Ma non voglio concludere senza spendere alcune parole a vantaggio della cultura, soprattutto quella milanese, ahimè in sofferenza, nonostante la città sia piena di associazioni a difesa della cultura milanese e lombarda che tuttavia trovano uno scarso ascolto.
E mi vengono in mente due cose che il comune di Milano potrebbe fare per rinvigorire questa parte così importante della nostra storia. La prima è promuovere e patrocinare la raccolta delle 50mila firme che alcune associazioni stanno organizzando, necessarie per far si che la lingua lombarda venga riconosciuta dallo stato come già avviene per altre “lingue” di altre regioni. L’Unesco già censisce la lingua lombarda come tra quelle a rischio di estinzione. E il lombardo è classificato come «individual», ossia una lingua a pieno titolo esattamente come italiano, francese e tedesco.

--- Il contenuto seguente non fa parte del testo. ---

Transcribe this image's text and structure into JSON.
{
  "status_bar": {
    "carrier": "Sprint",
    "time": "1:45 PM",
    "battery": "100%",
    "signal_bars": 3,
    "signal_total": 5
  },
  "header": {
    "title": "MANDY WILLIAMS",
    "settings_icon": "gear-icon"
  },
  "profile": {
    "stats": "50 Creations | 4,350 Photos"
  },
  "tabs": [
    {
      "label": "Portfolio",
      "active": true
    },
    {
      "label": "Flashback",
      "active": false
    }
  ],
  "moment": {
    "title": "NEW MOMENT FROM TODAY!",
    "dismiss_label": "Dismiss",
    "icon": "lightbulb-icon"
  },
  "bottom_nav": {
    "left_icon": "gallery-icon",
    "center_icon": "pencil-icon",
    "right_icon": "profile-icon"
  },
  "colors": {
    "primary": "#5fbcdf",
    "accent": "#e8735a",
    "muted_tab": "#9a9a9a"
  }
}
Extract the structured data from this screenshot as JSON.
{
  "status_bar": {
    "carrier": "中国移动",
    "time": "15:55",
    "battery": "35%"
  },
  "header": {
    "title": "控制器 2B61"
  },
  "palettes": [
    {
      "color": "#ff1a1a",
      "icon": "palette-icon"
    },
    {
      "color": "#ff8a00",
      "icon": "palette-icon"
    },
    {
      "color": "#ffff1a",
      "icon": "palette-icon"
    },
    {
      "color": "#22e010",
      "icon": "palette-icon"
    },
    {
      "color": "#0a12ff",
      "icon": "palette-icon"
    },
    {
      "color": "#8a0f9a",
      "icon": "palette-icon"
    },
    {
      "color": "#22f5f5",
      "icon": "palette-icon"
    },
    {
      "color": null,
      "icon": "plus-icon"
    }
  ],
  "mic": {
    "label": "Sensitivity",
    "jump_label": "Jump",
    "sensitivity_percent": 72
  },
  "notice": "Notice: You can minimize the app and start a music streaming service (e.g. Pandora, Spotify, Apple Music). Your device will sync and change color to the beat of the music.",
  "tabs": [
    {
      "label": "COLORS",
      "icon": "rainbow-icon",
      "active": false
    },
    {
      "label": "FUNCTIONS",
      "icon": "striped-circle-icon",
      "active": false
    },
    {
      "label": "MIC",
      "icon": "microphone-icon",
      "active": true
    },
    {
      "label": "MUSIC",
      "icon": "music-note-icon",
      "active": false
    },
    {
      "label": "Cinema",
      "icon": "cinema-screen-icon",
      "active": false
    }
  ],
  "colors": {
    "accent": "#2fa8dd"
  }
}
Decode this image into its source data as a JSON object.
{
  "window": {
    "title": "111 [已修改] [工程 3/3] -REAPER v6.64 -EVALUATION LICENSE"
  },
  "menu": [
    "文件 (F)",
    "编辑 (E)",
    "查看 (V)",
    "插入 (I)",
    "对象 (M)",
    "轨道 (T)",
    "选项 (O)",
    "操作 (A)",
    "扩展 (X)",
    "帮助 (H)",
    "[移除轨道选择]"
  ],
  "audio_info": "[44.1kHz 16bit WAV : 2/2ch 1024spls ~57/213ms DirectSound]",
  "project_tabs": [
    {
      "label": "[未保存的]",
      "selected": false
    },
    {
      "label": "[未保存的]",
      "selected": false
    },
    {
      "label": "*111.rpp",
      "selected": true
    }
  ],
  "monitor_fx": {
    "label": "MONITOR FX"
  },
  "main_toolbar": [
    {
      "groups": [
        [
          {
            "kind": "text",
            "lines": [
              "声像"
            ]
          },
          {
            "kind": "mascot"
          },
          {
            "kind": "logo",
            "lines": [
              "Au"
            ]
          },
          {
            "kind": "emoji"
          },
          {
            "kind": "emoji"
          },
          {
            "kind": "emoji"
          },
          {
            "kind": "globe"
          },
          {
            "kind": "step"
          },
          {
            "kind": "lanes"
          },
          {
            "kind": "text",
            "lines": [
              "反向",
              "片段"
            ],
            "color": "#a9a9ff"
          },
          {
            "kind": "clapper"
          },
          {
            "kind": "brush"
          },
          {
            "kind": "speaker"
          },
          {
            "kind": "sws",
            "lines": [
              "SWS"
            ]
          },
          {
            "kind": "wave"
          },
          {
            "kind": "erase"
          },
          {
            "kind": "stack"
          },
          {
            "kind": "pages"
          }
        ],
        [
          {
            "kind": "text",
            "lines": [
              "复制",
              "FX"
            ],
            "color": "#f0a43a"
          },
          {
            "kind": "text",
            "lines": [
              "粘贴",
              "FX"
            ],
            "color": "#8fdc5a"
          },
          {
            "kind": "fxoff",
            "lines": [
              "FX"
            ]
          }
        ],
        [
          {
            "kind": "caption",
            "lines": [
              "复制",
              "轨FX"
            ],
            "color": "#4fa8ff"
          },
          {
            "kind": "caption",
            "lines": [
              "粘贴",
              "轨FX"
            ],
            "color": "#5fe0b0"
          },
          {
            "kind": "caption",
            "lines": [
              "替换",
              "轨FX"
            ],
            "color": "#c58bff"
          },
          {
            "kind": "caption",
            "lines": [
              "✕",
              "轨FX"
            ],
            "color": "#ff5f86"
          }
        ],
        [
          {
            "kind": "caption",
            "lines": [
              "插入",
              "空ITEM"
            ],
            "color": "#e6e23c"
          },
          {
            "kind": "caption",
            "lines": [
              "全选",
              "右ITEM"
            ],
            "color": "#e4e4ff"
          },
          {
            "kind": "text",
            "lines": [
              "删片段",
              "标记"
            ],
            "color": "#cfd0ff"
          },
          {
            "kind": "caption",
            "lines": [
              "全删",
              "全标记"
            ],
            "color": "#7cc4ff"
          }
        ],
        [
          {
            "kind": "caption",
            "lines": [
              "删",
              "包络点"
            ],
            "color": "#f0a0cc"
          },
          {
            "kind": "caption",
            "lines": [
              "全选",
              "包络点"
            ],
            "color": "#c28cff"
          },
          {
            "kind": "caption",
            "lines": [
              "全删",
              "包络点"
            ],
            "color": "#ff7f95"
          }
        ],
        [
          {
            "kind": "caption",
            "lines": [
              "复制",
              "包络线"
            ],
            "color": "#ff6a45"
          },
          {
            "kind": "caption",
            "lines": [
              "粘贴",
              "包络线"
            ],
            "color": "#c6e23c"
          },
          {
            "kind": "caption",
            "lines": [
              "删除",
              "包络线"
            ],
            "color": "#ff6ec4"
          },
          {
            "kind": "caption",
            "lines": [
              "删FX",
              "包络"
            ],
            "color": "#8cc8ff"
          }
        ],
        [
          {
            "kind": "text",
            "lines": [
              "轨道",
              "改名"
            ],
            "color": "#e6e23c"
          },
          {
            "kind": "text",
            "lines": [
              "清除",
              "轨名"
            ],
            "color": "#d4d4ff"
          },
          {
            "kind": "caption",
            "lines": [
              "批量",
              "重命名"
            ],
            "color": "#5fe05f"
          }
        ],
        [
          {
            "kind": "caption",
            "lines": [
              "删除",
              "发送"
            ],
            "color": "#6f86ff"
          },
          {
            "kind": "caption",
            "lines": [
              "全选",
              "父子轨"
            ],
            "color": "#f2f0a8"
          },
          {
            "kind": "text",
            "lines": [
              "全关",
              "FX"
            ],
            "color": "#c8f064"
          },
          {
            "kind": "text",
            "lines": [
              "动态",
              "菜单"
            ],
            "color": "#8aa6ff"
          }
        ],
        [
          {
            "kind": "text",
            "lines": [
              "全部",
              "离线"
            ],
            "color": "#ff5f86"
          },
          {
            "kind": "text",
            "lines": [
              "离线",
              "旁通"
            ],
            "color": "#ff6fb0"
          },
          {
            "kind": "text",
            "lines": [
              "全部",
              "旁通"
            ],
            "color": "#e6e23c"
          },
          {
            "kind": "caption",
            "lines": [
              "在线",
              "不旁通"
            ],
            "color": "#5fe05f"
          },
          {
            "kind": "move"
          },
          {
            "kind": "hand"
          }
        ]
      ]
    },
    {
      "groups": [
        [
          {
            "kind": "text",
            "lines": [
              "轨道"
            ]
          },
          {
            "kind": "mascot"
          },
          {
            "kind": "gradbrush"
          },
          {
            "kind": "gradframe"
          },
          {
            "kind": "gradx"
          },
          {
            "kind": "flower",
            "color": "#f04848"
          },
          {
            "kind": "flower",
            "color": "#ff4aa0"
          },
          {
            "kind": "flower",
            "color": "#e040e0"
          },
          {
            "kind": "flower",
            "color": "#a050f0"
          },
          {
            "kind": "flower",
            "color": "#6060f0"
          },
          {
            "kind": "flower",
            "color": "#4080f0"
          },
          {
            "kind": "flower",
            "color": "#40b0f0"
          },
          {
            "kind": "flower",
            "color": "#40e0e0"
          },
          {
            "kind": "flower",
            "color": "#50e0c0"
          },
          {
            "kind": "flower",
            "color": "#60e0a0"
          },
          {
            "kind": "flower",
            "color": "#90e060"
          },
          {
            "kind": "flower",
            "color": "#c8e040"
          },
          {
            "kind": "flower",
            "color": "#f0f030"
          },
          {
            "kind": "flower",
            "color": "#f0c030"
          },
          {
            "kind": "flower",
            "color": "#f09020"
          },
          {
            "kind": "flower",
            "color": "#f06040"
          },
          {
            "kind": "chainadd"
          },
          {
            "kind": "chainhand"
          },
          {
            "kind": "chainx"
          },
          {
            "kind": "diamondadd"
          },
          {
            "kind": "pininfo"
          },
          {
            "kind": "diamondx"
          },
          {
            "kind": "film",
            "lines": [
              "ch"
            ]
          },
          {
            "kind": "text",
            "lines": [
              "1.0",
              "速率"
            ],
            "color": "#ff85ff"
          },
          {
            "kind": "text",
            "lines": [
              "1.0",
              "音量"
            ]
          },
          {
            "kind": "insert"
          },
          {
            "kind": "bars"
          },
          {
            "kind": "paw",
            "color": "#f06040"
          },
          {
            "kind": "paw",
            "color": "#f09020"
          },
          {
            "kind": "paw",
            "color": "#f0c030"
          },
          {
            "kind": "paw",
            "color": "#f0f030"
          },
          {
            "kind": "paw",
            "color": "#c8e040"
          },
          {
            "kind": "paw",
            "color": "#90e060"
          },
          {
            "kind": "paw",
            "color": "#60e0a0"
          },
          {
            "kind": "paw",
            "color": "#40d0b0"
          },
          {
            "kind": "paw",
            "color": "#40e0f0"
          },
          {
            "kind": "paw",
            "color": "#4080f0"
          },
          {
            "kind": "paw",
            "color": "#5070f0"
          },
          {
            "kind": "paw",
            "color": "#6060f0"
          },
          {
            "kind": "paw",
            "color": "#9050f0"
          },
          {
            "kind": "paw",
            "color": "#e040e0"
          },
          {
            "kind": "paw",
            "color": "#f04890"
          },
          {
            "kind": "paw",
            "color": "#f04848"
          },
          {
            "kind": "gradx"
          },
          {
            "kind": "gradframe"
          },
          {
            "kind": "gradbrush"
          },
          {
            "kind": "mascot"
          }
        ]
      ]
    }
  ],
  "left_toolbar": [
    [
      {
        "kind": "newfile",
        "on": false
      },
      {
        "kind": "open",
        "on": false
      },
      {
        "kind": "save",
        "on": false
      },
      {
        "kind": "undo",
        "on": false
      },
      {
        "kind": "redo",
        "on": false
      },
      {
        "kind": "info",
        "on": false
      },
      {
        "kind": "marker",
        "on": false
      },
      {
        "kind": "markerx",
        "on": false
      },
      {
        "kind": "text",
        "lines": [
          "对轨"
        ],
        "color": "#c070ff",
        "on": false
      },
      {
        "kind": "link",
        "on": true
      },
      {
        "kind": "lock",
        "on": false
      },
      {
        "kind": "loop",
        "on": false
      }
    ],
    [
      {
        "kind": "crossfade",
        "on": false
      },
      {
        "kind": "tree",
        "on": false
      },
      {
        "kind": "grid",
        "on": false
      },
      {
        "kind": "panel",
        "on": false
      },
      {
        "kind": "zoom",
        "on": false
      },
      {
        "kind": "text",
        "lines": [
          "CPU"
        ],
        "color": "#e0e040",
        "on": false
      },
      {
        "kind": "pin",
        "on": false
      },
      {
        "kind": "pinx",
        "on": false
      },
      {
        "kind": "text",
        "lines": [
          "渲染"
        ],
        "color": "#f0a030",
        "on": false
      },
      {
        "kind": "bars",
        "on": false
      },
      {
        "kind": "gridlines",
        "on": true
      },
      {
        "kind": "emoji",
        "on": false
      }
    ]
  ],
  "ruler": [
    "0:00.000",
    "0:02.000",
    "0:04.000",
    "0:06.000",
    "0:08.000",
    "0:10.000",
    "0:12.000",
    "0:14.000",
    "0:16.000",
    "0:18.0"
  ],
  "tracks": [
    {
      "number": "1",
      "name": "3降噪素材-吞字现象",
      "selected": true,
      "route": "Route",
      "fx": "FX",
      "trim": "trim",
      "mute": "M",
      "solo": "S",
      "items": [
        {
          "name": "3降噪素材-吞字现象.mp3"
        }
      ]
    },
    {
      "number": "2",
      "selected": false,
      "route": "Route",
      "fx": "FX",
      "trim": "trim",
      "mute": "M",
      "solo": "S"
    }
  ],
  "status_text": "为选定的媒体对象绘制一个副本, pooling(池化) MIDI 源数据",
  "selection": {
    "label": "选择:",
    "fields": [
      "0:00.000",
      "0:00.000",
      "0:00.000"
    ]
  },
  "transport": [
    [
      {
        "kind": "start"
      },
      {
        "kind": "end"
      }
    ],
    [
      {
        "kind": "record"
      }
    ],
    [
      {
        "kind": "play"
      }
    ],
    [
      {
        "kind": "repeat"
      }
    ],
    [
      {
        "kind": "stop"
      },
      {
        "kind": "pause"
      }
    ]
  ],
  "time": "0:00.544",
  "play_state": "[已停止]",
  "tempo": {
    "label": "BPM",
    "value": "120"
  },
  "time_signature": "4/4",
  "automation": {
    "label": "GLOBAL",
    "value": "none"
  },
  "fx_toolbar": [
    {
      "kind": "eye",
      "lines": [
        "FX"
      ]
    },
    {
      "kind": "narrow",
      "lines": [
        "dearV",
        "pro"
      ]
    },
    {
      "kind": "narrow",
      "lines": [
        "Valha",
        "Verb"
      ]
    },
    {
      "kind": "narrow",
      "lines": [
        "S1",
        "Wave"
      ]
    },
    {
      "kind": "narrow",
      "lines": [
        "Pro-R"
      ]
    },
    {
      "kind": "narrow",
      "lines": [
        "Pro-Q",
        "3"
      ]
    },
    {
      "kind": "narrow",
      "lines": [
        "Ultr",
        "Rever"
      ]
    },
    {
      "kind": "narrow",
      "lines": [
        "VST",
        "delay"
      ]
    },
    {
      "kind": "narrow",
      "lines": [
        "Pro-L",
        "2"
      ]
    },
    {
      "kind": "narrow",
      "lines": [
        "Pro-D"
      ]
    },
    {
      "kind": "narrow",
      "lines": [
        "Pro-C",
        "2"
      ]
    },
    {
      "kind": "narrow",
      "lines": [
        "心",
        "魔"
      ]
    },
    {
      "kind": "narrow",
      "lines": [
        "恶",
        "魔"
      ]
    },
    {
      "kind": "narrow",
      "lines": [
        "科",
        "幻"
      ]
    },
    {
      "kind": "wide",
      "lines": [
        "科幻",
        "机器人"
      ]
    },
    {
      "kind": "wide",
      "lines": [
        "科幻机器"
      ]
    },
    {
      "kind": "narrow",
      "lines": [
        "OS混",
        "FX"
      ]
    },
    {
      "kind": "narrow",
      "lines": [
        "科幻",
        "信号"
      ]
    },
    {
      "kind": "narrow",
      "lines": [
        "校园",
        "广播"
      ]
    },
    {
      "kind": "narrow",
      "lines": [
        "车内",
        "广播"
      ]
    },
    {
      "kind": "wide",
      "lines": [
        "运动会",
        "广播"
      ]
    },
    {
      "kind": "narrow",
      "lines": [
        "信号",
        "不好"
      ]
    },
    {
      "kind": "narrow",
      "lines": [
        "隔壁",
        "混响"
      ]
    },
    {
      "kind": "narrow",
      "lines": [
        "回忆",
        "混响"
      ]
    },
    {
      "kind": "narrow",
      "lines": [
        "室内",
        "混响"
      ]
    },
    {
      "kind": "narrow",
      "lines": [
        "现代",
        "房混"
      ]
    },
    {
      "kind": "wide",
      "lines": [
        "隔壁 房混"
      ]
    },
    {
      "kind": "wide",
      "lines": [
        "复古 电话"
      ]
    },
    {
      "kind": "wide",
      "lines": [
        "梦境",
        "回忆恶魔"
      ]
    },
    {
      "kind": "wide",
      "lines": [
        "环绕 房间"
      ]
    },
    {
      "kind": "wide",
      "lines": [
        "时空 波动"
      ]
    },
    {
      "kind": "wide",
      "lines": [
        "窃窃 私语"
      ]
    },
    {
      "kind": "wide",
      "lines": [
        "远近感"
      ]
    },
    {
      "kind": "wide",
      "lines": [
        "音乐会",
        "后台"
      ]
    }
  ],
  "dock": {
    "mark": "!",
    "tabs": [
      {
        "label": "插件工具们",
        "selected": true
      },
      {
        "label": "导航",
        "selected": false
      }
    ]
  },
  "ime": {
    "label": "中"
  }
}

Ma la cultura milanese, intesa nelle sue varie accezioni – musica, teatro, poesia, cabaret – ha anche bisogno dell’aiuto di Milano per tornare a vivere. Mi ricordo quando ero ragazzo, il Derby, lo storico locale di via Monte Rosa che ha visto nascere tutti i più grandi artisti della milanesità. Da Enzo Iannacci, a Bisio, Cochi e Renato, Abatantuono, Boldi e tantissimi altri. Ecco: mi piacerebbe che Milano desse un segnale forte e riconsegnasse il Derby ai milanesi, perché la cultura torni a svilupparsi in un luogo simbolo come quello (naturalmente identificando una nuova sede per il Centro sociale che da molti anni ne occupa i locali).
Queste ed altre saranno le battaglie civili che un Autonomista innamorato di Milano come me vorrebbe portare in Consiglio comunale, se i miei concittadini me ne daranno la possibilità.